Determinations

2015 International Energy Conservation Code

On June 11, 2015, DOE issued a determination that the 2015 IECC would achieve greater energy efficiency in buildings subject to the code. DOE estimates national savings in residential buildings of approximately:

  • 0.73% energy cost savings
  • 0.87% source energy savings
  • 0.98% site energy savings

Additional information related to this action, including the official Federal Register publication and docket containing public comments received, is available at Regulations.gov.

State Certification

Upon publication of an affirmative determination, States are required to certify that they have reviewed the provisions of their residential building code regarding energy efficiency, and made a determination as to whether it is appropriate for them to revise their code to meet or exceed the updated edition of the IECC. Additionally, DOE provides guidance to States on submitting certification statements and requests for deadline extensions. State certifications for the 2015 IECC must be submitted by June 12, 2017.

Supporting Analysis

DOE published a technical analysis in support of its determination. This analysis assesses the updated IECC compared to the previous edition, and estimates the anticipated energy consumption of buildings that would be required to meet the code.
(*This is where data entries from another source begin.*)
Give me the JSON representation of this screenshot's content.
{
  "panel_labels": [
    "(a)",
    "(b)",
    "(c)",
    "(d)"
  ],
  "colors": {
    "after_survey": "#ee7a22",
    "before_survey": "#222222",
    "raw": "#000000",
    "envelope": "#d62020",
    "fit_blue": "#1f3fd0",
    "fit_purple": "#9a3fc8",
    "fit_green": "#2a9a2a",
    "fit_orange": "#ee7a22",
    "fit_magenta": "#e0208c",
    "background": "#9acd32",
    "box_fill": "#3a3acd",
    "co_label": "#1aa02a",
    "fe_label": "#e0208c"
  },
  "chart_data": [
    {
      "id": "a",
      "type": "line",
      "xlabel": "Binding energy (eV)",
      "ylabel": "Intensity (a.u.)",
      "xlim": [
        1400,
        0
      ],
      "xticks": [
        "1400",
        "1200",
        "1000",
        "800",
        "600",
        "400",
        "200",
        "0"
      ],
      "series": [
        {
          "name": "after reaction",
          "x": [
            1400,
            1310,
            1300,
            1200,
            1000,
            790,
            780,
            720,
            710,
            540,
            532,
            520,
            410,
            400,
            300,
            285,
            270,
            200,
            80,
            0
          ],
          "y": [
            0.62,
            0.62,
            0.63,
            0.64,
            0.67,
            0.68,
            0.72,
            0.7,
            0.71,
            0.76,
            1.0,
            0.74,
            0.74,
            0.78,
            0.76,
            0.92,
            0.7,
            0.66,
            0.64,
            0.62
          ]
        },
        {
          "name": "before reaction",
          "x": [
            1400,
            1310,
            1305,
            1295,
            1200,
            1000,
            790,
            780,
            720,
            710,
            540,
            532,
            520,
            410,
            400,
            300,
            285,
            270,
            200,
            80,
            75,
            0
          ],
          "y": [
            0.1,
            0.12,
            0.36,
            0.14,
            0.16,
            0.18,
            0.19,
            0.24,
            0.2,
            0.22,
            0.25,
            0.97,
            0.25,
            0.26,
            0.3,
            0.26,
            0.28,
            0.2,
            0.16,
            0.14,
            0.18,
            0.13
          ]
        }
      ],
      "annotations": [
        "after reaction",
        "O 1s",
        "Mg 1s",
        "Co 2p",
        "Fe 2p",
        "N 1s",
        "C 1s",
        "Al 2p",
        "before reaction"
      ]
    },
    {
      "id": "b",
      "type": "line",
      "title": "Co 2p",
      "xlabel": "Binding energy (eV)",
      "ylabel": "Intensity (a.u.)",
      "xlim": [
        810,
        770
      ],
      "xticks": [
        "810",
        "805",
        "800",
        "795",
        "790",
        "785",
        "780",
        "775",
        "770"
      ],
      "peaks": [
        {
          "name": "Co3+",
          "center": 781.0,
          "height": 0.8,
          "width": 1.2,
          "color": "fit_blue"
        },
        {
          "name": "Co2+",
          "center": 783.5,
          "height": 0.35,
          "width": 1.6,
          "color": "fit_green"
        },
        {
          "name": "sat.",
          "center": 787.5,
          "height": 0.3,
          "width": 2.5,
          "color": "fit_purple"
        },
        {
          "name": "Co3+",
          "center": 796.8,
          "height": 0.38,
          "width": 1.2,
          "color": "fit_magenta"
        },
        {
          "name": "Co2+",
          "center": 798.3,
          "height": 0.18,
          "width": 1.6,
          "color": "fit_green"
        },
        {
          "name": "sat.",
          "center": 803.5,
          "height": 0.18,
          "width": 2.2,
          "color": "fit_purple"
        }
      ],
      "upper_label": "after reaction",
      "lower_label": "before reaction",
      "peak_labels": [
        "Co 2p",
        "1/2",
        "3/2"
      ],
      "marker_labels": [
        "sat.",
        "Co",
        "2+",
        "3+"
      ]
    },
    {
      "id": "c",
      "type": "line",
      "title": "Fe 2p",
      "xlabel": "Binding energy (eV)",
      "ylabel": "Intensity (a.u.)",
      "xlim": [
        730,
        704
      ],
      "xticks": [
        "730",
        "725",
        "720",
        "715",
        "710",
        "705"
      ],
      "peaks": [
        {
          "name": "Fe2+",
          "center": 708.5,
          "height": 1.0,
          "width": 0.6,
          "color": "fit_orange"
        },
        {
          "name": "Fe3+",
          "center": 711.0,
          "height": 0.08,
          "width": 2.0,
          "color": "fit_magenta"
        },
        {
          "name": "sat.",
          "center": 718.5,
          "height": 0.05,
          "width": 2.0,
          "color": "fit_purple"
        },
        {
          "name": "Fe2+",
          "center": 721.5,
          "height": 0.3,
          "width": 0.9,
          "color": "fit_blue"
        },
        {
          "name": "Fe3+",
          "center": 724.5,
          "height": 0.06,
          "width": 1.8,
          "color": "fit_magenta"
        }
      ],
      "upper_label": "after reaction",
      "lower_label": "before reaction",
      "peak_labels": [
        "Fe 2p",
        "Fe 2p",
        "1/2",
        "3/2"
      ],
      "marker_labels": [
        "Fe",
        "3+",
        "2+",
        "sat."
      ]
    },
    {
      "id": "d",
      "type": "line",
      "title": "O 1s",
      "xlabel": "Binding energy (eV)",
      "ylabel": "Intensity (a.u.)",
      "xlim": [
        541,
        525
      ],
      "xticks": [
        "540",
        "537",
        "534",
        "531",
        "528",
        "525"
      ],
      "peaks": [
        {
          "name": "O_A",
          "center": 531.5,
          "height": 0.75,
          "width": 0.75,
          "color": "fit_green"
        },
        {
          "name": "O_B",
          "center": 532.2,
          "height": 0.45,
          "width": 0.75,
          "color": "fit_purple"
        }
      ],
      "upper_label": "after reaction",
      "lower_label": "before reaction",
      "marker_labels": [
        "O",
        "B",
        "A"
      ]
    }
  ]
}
With each new edition of the IECC, DOE is required by statute to issue a determination as to whether the updated edition will improve energy efficiency in residential buildings. (42 U.S.C. 6833)

Residential Buildings

(5)(A) Whenever the CABO Model Energy Code*, 1992, (or any successor of such code) is revised, the [DOE] Secretary shall, not later than 12 months after such revision, determine whether such revision would improve energy efficiency in residential buildings. The [DOE] Secretary shall publish notice of such determination in the Federal Register.

(B) If the [DOE] Secretary makes an affirmative determination under subparagraph (A), each State shall, not later than 2 years after the date of the publication of such determination, certify that it has reviewed the provisions of its residential building code regarding energy efficiency and made a determination as to whether it is appropriate for such State to revise such residential building code provisions to meet or exceed the revised code for which the [DOE] Secretary made such determination.

*As a predecessor to the ICC, the Council of American Building Officials (CABO) was responsible for development of the Model Energy Code (MEC). Contemporary energy codes are referred to and published as the International Energy Conservation Code (IECC)®.

DOE typically performs a combination of qualitative analysis (i.e., comparison of individual code provisions) and quantitative analysis (i.e., whole-building simulation) in support of its determinations. The outcome of this analysis supports a determination as to whether new provisions improve building energy efficiency, as would be regulated by the updated code.

Previous DOE determinations surrounding building energy codes are available for reference by states and local governments, as well as other interested stakeholders.